Video games have a come a long way since the days of coin arcades and sitting on the couch with your best friends and sharing controllers. These days all roads lead to the internet for gaming – just look at the phenomenon of Fortnite or any other of the other massively popular current racing or shooter games. So it makes perfect sense that the highly anticipated follow-up to the enjoyable animated film Wreck-It Ralph is appropriately titled Ralph Breaks the Internet, and sees its heroes venturing out into the immense world of the net.
John C. Reilly reprises his role as the fictional classic video game villain and lovable doof Ralph, alongside Sarah Silverman’s return as Ralph’s best friend – the sassy/sweet racer Vanellope. Life has been simple and easy since their first big adventure and Ralph couldn’t be happier, while Vanellope, on the other hand, is starting to feel a little bored with their comfortable, repetitive daily life.
After Vanellope inadvertently causes the real-life steering wheel on her Sugar Rush arcade game to be irreversibly damaged, the petite racer and her in-game inhabitants find themselves homeless. Since Sugar Rush is no longer in production, Ralph and Vanellope must travel through their arcade’s newly installed internet to find the rare replacement wheel. If it’s not delivered to their arcade within the week, Vanellope’s game will be scrapped for spare parts.
Ralph Breaks the Internet is successful in capturing most of the elements that made the original a solid hit for audiences – lots of character cameos, witty genre in-jokes, and a heaping of heart from its main characters. The film is not successful in wrangling the wealth of opportunities that the internet setting provides for potential characters and stories. Certain sections in the film feel like an extended ad for Disney properties or just the highest bidders that wanted their company name in the movie.
O’Reilly and Silverman’s chemistry really carries the weight of the story though, and their relationship is the most nuanced and complicated plot element of either film.

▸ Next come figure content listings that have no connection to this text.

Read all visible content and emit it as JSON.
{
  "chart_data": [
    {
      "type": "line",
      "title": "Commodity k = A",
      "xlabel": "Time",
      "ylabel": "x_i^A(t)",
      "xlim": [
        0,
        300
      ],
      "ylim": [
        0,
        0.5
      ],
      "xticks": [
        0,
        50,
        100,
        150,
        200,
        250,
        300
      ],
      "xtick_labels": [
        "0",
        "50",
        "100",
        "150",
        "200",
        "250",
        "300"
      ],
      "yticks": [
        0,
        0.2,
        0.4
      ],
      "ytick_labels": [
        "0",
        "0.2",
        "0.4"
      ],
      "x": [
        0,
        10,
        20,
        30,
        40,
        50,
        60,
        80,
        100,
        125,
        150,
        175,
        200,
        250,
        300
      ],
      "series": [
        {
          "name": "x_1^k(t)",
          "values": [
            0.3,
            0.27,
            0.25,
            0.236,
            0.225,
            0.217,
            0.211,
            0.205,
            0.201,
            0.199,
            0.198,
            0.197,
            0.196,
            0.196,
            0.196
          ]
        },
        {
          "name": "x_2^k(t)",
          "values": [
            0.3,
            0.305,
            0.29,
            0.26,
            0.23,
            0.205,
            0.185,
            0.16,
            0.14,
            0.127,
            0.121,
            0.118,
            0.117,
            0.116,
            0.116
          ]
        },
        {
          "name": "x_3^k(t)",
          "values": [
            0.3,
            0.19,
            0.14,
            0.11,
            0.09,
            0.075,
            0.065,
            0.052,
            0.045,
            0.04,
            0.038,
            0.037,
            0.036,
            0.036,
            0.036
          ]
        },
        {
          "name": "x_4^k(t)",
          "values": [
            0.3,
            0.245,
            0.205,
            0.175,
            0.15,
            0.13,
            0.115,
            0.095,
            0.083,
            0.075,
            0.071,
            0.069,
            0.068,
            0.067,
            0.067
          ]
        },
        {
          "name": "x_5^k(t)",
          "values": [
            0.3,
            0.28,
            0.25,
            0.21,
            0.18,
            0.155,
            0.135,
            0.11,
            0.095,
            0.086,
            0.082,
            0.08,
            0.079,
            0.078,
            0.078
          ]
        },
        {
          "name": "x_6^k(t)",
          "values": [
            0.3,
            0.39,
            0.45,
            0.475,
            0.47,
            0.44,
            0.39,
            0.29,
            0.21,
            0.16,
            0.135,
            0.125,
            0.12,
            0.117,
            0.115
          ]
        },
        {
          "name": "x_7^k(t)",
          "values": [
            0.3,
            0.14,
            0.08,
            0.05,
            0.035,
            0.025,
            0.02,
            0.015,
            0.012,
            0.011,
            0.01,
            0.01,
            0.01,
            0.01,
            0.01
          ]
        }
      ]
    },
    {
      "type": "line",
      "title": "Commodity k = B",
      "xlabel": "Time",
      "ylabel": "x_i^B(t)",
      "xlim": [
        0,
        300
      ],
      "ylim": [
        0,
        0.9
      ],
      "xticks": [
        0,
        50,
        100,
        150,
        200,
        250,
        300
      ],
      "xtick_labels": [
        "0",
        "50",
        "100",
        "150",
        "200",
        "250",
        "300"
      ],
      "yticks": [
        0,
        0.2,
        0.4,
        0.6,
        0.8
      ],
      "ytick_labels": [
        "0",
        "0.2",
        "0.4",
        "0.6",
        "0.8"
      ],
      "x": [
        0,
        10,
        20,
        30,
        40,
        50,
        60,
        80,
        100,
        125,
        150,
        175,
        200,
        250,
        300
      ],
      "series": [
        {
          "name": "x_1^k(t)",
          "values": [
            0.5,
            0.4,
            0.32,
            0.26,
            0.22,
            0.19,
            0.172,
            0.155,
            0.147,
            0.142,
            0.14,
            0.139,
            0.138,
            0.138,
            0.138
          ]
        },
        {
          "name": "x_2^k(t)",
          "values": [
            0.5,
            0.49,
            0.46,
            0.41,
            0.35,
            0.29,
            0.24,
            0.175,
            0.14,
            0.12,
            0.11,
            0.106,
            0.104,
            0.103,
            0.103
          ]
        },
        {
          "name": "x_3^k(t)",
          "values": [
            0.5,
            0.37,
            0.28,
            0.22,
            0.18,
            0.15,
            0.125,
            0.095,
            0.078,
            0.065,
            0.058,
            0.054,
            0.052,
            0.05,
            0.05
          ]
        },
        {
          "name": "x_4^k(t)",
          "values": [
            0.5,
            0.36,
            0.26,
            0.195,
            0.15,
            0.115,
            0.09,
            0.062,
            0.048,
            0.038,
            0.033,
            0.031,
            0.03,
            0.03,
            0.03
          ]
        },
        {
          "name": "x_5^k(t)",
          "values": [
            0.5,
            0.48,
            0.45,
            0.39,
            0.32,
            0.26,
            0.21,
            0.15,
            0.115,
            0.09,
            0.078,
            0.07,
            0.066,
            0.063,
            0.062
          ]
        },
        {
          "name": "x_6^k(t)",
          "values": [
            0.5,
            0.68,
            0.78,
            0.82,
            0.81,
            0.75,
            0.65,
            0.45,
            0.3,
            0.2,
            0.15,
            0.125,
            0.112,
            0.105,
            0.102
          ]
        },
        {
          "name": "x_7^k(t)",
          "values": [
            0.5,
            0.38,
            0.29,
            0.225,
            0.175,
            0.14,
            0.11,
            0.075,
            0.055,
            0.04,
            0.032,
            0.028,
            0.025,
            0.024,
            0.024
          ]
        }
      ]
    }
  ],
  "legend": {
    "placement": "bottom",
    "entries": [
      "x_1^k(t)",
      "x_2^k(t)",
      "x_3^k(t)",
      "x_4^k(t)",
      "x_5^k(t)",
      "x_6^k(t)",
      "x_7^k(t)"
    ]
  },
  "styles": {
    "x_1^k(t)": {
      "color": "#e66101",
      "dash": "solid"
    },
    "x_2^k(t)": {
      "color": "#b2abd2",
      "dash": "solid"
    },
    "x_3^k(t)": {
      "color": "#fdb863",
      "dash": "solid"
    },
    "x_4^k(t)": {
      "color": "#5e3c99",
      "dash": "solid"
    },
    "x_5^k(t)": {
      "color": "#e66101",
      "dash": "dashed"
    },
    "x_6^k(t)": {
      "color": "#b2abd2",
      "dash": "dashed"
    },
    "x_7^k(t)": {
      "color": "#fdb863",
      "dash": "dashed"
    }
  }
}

Surprisingly Ralph Breaks the Internet does not really have a main villain: the whole crux of film is refreshingly focused on their friendship and how it has to evolve so they can both be happy. This decision to drop a true blue villain in favor of character development gives more time to explore the worlds and focus on Ralph and Vanellope, rather than spending precious screen time on origins and motivations of a bad guy threat.
Not that Ralph Breaks the Internet doesn’t add characters to its main cast. Gal Gadot joins as infamous racer Shank from the violent game Slaughter Race, and Taraji P. Henson is Yesss, an algorithm mogul in charge of fictional trending video site BuzzTube. Gadot stands out the most and is quite endearing as a pseudo-mentor for Vanellope, but both actresses do nice work in very limited screen time.
As mentioned earlier, one of the bigger downfalls of the film is one of its greatest assets – all the different properties Ralph Breaks the Internet was allowed to play with in the movie. The introduction of the internet world felt like a five-minute long commercial for every major app, online shopping service or social media site out there crammed over way too much visuals for the brain to process.
After sitting through that extremely egregious, self-indulgent sequence I was ready to tag this movie as a weak cash grab. Luckily the film won me back with some much more clever uses of properties on a Disney fansite that had characters from Star Wars, Marvel, Pixar and some laugh out loud scenes with all of the Disney princesses, most voiced by their original actresses.
Ralph Breaks the Internet earns its place alongside the first film with plenty of genuine laughs and incredible visuals all situated in multiple levels of nostalgia. Yet the film just isn’t as clever or unique as the first outing, but fans of the first will still highly enjoy logging in for another adventure with these characters in this follow-up.